People sat on their porches, smoking and talking, listening to music as Sarah and Leo strolled past. A couple of men waved to Leo. Dogs howled, or trotted along the broken sidewalks as though they belonged there. They did, at least in this sector. Muslims thought them unclean beasts, as dirty as pigs, but Christians loved their mutts. She heard laughter from inside the houses. A woman swung in a hammock, singing a modern version of an old blues melody, a paean to lost love. Christians never seemed to sleep, or worry that what they were doing was against God's law. They just lived. Anthony Colarusso, a good Catholic cop and one of Rakkim's closest friends, used to say if you were Catholic on a Saturday night, you'd never go to mosque again.

"Are you getting those headaches again?" Sarah said, stepping around a section of collapsed sidewalk. "Spider says he can hear you crying in the middle of the night."

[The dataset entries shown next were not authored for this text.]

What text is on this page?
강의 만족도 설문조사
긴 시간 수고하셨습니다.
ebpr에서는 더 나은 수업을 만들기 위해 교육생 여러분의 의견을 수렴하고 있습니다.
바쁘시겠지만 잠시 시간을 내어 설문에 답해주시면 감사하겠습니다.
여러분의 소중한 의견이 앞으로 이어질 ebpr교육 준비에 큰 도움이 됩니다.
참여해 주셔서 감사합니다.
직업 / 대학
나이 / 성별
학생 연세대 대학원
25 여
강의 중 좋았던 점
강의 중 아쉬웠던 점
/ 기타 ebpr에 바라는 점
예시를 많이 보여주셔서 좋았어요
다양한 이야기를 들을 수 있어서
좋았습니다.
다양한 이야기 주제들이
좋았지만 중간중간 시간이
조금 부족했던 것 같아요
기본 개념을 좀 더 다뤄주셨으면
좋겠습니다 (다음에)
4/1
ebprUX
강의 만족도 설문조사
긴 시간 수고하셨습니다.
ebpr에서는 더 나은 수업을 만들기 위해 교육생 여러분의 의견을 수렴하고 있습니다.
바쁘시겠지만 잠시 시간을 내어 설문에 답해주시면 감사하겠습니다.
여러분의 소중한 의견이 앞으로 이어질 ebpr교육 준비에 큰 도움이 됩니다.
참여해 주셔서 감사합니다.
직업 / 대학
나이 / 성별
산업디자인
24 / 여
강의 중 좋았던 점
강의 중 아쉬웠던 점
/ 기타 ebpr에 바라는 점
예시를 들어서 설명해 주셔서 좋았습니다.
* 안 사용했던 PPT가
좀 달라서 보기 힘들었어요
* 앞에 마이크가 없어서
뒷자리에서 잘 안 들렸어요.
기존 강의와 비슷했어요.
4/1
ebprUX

"I'm fine. That's not it."

Last year Leo and Rakkim had gone on a mission into the Belt and barely made it back alive. Leo's arrogance and lack of social skills had been a constant problem, and his falling in love with a local girl, Leanne, only made things worse. Still, the kid was necessary equipment, that remarkable brain of his, at any rate. State-of-the-art cerebral cortex, but Spider and a team of underground neuroscientists had added a few non-factory options. Leo was smarter than ever, and getting smarter all the time, but sometimes he was blinded by details and his naivete left him vulnerable.

Sarah could see homemade signal-jamming devices silhouetted on every rooftop, awkward contraptions of circuit boards and aluminum designed to block eavesdropping from the government. "Do any of those things actually work?"